Spock’s arms tightened around him. “Don’t worry, Leonard,” he said softly. “You are safe now.”

“What’s wrong?” Jim asked. “Is he all right?”

“Yes, Jim. However, he may be going into shock.” McCoy felt Jim stroke his shoulder briefly, and their pace increased. He knew the second they arrived in Sickbay – even with his eyes closed tight, he could feel his domain as surely as if he’d walked into his own house. He was laid gently on a bio-bed, and scanned by a very worried Nurse Chapel. Spock kept hold of his arm, and Jim stood on the other side with a hand on his shoulder. Jim briefly explained what his current problem was – physical and emotional trauma from recent torture – and Christine nearly broke down into tears right then and there. She held herself together fairly well, gave him a hypo with a combination of medicines to counteract the shock, and help put him to sleep so his body could recover.

“He’ll sleep for several hours now, sir,” Christine said.

“Captain, with your permission, I will remain here.” Spock said more, but McCoy couldn’t understand him anymore. The sedative was starting to work. He tried to make sense out of them, but his head was getting fuzzier by the second. He felt someone – had to be Jim, by the feel – place a hand on his head, and saw him urgently saying something to him. Probably telling him to take it easy. Then, he was gone, and there was a warm, strong hand holding his, followed immediately by darkness.

When he woke up, still in Sickbay, Spock was there.

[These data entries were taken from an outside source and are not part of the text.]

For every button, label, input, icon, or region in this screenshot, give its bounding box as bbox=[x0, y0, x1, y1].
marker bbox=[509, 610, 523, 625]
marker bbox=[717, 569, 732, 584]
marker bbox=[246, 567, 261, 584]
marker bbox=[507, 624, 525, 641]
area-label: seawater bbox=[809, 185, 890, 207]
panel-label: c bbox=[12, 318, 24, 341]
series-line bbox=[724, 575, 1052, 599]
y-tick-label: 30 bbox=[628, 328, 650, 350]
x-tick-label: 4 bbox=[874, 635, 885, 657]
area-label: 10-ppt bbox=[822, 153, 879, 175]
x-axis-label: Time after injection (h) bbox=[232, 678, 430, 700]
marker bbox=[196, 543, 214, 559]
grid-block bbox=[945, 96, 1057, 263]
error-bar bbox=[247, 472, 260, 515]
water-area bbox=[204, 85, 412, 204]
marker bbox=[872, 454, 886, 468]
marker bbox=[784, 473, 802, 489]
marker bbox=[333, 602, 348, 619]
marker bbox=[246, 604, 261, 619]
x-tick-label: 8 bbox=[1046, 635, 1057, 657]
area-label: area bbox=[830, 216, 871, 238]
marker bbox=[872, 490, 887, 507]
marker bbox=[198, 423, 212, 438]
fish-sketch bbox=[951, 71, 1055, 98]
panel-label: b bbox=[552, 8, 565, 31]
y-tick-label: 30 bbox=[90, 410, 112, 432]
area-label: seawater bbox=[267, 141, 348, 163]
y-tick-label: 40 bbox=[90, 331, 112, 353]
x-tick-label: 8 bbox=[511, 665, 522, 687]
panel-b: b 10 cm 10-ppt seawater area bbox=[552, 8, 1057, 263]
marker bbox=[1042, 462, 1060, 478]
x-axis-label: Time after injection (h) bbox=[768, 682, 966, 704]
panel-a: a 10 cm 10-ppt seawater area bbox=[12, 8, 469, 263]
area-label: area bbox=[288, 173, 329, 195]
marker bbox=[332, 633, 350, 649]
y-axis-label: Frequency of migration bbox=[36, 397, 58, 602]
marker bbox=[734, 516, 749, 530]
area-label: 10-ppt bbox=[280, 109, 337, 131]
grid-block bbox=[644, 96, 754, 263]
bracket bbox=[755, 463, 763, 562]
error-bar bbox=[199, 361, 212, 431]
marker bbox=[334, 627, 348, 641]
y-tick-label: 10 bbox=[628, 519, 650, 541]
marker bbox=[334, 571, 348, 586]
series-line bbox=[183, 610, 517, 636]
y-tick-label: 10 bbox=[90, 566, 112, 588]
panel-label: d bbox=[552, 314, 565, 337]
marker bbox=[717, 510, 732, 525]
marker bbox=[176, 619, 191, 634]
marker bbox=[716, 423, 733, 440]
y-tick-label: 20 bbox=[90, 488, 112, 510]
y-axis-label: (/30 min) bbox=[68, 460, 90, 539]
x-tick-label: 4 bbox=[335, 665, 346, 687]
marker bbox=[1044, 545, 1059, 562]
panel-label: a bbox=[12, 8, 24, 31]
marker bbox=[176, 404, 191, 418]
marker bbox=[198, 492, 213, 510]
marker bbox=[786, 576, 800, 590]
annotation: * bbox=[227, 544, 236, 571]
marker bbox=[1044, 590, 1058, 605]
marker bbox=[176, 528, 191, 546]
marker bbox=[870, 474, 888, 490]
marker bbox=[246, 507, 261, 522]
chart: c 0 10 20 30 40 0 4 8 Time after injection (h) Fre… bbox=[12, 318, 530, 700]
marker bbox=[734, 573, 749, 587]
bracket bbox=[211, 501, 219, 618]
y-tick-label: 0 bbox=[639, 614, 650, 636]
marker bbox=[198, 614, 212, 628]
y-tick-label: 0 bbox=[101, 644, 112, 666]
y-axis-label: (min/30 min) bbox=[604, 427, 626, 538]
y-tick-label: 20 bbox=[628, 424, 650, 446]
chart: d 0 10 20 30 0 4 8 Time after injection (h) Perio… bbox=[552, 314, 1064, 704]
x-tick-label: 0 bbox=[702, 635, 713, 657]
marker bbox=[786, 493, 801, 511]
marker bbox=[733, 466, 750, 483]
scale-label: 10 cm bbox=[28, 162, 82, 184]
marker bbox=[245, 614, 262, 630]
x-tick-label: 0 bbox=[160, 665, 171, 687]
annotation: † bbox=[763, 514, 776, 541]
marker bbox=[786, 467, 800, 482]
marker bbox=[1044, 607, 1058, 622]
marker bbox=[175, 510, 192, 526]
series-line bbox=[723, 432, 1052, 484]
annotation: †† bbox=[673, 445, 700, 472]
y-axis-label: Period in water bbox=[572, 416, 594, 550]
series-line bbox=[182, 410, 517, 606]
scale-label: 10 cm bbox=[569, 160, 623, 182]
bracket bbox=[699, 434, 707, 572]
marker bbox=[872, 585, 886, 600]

He touched McCoy’s head, then looked up at the bio-readings. “You appear to be doing better, Doctor, but I believe further rest is necessary.”

“Well, Doctor Spock, I’d rather get up if you don’t mind,” he said, sitting up.

He was firmly slammed back onto the bio-bed. “Actually, I do ‘mind’, Doctor. I will call Nurse Chapel to give you another sedative if necessary.”

“What? That’s outrageous! I-”

“Argument is futile, Doctor. To use a human phrase, I will not take ‘no’ for an answer.”

McCoy sighed heavily and stared at the ceiling. “Stubborn as a mule,” he muttered.

“Yes, I believe that is an accurate description of your behavior.”

“Dammit, Spock, don’t push your luck!” Spock stared impassively at him, and McCoy leaned back and sighed. “Well, if you’re going to force me to lay here, the least you could do is give me some kind of stimulus.” His eyebrow quirked up. “Why don’t you read to me or something?”

“Read to you, Doctor?

“Yeah, why not? In fact, I insist! Read to me. Or tell me a story. Here, pull that computer over here.” Spock obliged him, and McCoy smiled to himself when he found the story he wanted. He turned the screen to Spock. “That one.”

Spock raised both eyebrows, and looked at McCoy with a pained expression. “This… is not dignified, Doctor.”

McCoy laughed aloud. “Suck it up, Spock. I’m stuck here, and I demand that you read this story to me. So get to it.”

Spock actually allowed himself an audible sigh. He sat down beside the bed, drew the viewscreen closer, and began. “Once upon a time...”

McCoy settled back on the bed, closed his eyes, and let the deep, resonant voice lull him back to sleep.